3) He tapped into a nascent oppositional culture on campuses, and among youth
Finally, Kirk also tapped into the idiosyncrasies of Gen Z — a generation that is simultaneously more progressive and more Republican than young people have been in the recent past.
Central to this is a rejection of the establishment. As the mainstream of America grew more progressive in the 2010s, some young people’s rejection of the status quo, and distrust in established institutions and voices, created a kind of oppositional counterculture among the new youth. This led to an embrace of open debate, scrutiny, and skepticism that has made Gen Z more open to conservative and Republican entreaties over the last five years.
“I keep hearing from young people since this happened, that again, people may not have agreed with everything that he said, but they respected the fact that the conversation was being had at a time when young people are prioritizing freedom of speech more than I’ve ever seen before,” Janfaza told me.
She said that part of the frustration that young people have with the status quo, with older leaders and generations, including college administrators, politicians, or other activists, is the sense that “they are afraid to touch certain subjects.”
Kirk talked about anything and everything “and that’s what was so impressive about what he was doing, it was really tapping into that sense, and he was very cognizant of the fact that people wanted to have these conversations, the controversial conversations.”
That Kirk said controversial or, at times, bigoted things wasn’t something that turned off young people — even some of his opponents.
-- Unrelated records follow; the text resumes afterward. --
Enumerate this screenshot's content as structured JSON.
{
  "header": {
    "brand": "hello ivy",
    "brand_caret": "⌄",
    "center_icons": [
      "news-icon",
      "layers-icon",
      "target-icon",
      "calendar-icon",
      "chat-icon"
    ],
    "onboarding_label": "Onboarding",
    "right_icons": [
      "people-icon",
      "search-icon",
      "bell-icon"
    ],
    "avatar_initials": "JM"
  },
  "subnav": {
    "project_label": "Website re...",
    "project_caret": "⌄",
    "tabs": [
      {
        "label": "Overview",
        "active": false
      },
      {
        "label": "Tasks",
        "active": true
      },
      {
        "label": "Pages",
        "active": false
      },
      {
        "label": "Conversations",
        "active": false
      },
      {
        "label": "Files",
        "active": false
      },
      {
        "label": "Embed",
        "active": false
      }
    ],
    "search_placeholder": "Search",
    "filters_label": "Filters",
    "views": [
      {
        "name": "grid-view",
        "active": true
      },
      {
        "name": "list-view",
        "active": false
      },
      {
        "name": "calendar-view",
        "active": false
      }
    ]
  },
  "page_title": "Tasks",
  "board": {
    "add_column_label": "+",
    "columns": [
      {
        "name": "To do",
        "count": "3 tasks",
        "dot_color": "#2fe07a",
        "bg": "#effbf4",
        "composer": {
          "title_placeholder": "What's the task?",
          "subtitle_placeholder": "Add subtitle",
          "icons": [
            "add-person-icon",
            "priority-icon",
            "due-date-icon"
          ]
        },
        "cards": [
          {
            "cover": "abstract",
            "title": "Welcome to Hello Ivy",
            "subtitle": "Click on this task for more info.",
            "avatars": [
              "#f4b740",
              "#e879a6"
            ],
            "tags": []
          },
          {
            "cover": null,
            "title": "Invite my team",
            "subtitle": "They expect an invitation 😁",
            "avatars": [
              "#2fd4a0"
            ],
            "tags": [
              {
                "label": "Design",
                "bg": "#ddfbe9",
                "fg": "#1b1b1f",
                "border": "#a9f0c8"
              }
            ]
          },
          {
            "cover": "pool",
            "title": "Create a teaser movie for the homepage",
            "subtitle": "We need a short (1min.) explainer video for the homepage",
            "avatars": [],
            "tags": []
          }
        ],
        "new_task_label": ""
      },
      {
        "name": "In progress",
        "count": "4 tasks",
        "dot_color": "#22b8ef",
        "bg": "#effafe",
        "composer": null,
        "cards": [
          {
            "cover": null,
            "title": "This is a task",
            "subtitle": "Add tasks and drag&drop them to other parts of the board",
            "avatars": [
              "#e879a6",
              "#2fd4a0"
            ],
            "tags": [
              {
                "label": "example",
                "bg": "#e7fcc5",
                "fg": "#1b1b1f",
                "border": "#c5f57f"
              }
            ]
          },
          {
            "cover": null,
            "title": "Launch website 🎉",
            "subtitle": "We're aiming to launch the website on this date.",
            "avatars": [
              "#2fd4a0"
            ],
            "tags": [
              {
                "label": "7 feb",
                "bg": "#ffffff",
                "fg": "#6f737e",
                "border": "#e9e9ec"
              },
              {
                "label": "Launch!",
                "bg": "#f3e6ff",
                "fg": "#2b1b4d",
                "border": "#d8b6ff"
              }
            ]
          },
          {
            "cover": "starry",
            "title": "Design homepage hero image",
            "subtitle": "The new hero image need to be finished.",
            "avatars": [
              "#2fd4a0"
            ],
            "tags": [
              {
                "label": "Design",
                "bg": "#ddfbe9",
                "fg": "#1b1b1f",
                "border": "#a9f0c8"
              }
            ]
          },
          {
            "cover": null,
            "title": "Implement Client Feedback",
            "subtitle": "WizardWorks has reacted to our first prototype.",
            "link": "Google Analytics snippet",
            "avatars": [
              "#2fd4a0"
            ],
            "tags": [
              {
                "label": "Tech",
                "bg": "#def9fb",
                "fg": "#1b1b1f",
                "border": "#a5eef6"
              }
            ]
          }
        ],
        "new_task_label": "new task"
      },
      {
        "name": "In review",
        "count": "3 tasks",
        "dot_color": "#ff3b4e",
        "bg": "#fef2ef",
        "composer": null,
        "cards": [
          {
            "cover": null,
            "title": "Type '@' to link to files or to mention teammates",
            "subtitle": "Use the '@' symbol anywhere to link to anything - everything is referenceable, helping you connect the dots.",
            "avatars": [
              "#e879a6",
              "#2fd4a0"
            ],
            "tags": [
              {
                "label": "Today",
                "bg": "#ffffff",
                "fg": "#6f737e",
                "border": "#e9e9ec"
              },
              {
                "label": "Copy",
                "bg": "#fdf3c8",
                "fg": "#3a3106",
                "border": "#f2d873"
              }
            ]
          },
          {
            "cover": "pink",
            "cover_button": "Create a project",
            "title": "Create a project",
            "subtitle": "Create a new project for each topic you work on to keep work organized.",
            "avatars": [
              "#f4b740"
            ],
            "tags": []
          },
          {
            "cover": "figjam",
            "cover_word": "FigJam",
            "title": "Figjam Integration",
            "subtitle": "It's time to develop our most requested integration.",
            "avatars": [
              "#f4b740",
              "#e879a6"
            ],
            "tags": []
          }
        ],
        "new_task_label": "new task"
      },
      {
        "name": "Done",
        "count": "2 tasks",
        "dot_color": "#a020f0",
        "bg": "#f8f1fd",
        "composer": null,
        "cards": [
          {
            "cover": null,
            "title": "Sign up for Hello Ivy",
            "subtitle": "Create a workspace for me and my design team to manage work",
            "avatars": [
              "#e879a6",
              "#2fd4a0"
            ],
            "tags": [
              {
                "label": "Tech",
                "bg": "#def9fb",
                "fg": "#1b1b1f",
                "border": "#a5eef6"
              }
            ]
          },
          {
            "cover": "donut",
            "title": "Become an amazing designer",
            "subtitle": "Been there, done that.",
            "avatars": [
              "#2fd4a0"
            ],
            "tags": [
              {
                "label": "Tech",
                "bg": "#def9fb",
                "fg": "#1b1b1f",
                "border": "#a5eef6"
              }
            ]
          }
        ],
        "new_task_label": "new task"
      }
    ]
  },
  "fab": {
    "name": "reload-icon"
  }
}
His brand, and his practice of his belief in free speech, was about inviting debate, offering opportunities to disagree with someone or sharpen your own arguments.
And this brand of debate arose at a time when Gen Z was unwilling to be defined in neat ideological or partisan categories.
“Young people don’t want to be boxed in on one side or the other; they have nuance in their beliefs, they can take a little bit from this point of view and a little bit from that point of view, and they want to hear and have their positions challenged,” Janfaza said. “Kirk created a place where that’s possible. And there’s going to be a lot lost.”